Tantôt vous serez délaissé de Dieu, tantôt exercé par le
prochain, et, ce qui est plus encore, vous serez souvent à charge à
vous-même. Vous ne trouverez à vos peines aucun remède, aucun
soulagement; mais il vous faudra souffrir aussi longtemps que Dieu le
voudra. Car Dieu veut que vous appreniez à souffrir sans
consolations, que vous vous soumettiez à lui sans réserve, et que vous
deveniez plus humble par la tribulation. Nul n'a si avant dans son cœur la Passion de Jésus-Christ que celui qui a souffert quelque chose de semblable. La Croix est donc toujours préparée; elle vous attend partout.
Vous ne pouvez la fuir, quelque part que vous alliez; puisque partout
où vous irez, vous vous porterez et vous trouverez toujours vous-même.
Elevez-vous, abaissez-vous, sortez de vous-même, rentrez-y; toujours
vous trouverez la Croix; et il faut que partout vous preniez patience,
si vous voulez la paix intérieure et mériter la couronne immortelle.
Si vous portez de bon cœur la Croix, elle-même vous
portera et vous conduira au terme désiré, où vous cesserez de souffrir;
mais ce ne sera pas en ce monde. Si vous la portez à regret, vous en
augmentez le poids, vous rendez votre fardeau plus dur, et cependant il
vous faut la porter. Si vous rejetez une Croix, vous en trouverez certainement une autre, et peut-être plus pesante.
Croyez-vous échapper à ce que nul homme n'a pu éviter ? Quel saint a été dans ce monde sans croix et sans tribulation ? Jésus-Christ lui-même, Notre-Seigneur, n'a pas été une seule heure dans toute sa vie sans éprouver quelque souffrance:
Il fallait, dit-il, que le Christ souffrît, et qu'il ressuscitât d'entre les morts, et qu'il entrât ainsi dans sa gloire (5). Comment donc cherchez-vous une autre voie que la voie royale de la sainte Croix ?
Toute la vie de Jésus-Christ n'a été qu'une croix et un long martyre, et vous cherchez le repos et la joie !

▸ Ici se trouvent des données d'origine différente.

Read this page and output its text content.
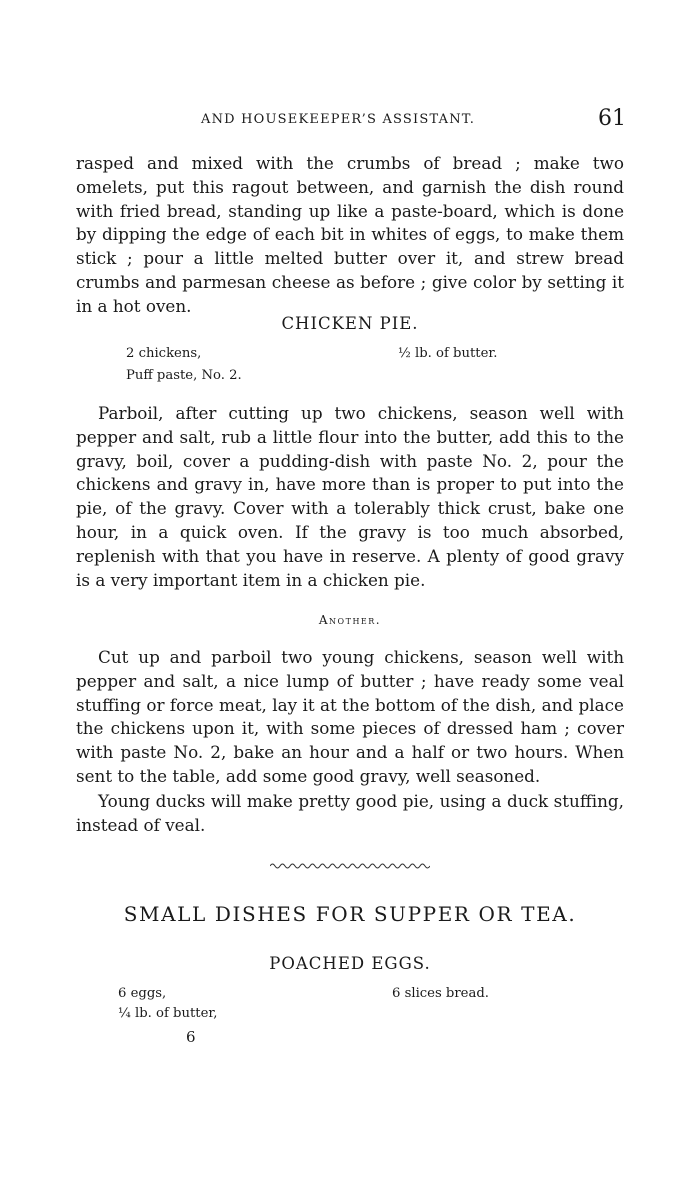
AND HOUSEKEEPER’S ASSISTANT.	61

rasped and mixed with the crumbs of bread ; make two omelets, put this ragout between, and garnish the dish round with fried bread, standing up like a paste-board, which is done by dipping the edge of each bit in whites of eggs, to make them stick ; pour a little melted butter over it, and strew bread crumbs and parmesan cheese as before ; give color by setting it in a hot oven.

CHICKEN PIE.
2 chickens,
Puff paste, No. 2.
½ lb. of butter.

Parboil, after cutting up two chickens, season well with pepper and salt, rub a little flour into the butter, add this to the gravy, boil, cover a pudding-dish with paste No. 2, pour the chickens and gravy in, have more than is proper to put into the pie, of the gravy. Cover with a tolerably thick crust, bake one hour, in a quick oven. If the gravy is too much absorbed, replenish with that you have in reserve. A plenty of good gravy is a very important item in a chicken pie.

Another.

Cut up and parboil two young chickens, season well with pepper and salt, a nice lump of butter ; have ready some veal stuffing or force meat, lay it at the bottom of the dish, and place the chickens upon it, with some pieces of dressed ham ; cover with paste No. 2, bake an hour and a half or two hours. When sent to the table, add some good gravy, well seasoned.

Young ducks will make pretty good pie, using a duck stuffing, instead of veal.

SMALL DISHES FOR SUPPER OR TEA.
POACHED EGGS.
6 eggs,
¼ lb. of butter,
6 slices bread.
6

Vous vous trompez, n'en doutez pas; vous vous trompez lamentablement si
vous cherchez autre chose que les afflictions à souffrir; car toute
cette vie mortelle est pleine de misères et environnée de croix. Et
plus un homme aura fait de progrès dans les voies spirituelles, plus ses
croix souvent seront pesantes, parce que l'amour lui rend son exil plus
douloureux.
Cependant celui que Dieu éprouve par tant de peines n'est
pas sans consolations qui les adoucissent, parce qu'il sent s'accroître
les fruits de sa patience à porter sa Croix. Car, lorsqu'il
s'incline volontairement sous elle, l'affliction qui l'accablait se
change toute entière en une douce confiance qui le console. Et plus la chair est affligée, brisée, plus l'esprit est fortifié intérieurement par la grâce.

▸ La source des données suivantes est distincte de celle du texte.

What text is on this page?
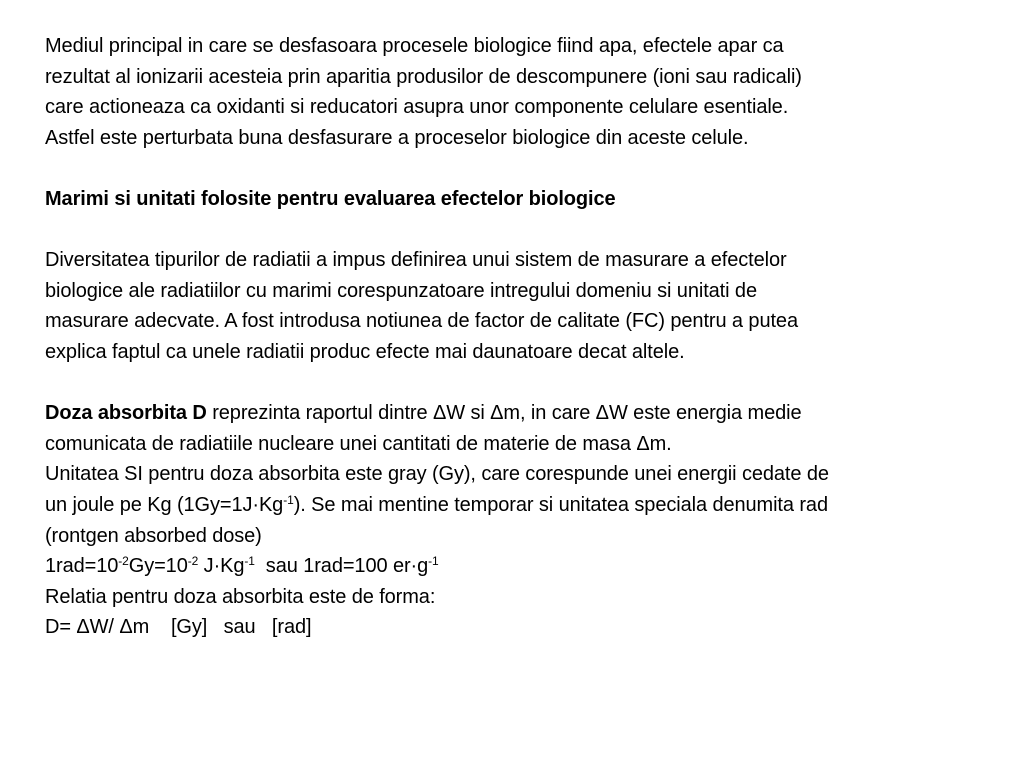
Mediul principal in care se desfasoara procesele biologice fiind apa, efectele apar ca
rezultat al ionizarii acesteia prin aparitia produsilor de descompunere (ioni sau radicali)
care actioneaza ca oxidanti si reducatori asupra unor componente celulare esentiale.
Astfel este perturbata buna desfasurare a proceselor biologice din aceste celule.
Marimi si unitati folosite pentru evaluarea efectelor biologice
Diversitatea tipurilor de radiatii a impus definirea unui sistem de masurare a efectelor
biologice ale radiatiilor cu marimi corespunzatoare intregului domeniu si unitati de
masurare adecvate. A fost introdusa notiunea de factor de calitate (FC) pentru a putea
explica faptul ca unele radiatii produc efecte mai daunatoare decat altele.
Doza absorbita D reprezinta raportul dintre ΔW si Δm, in care ΔW este energia medie
comunicata de radiatiile nucleare unei cantitati de materie de masa Δm.
Unitatea SI pentru doza absorbita este gray (Gy), care corespunde unei energii cedate de
un joule pe Kg $(1Gy=1J\cdot Kg^{-1})$. Se mai mentine temporar si unitatea speciala denumita rad
(rontgen absorbed dose)
$1rad=10^{-2}Gy=10^{-2}$ $J\cdot Kg^{-1}$  sau 1rad=100 $er\cdot g^{-1}$
Relatia pentru doza absorbita este de forma:
D= ΔW/ Δm    [Gy]   sau   [rad]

Quelquefois même le désir de souffrir pour être conforme à Jésus
crucifié lui inspire tant de force, qu'il ne voudrait pas être exempt de
tribulations et de douleur, parce qu'il se croit d'autant plus agréable
à Dieu, qu'il souffre pour lui davantage. Ce n'est point là la
vertu de l'homme, mais la grâce de Jésus-Christ, qui opère puissamment
dans une chair infirme, que tout ce qu'elle abhorre et fuit
naturellement, elle l'embrasse et l'aime par la ferveur de l'esprit.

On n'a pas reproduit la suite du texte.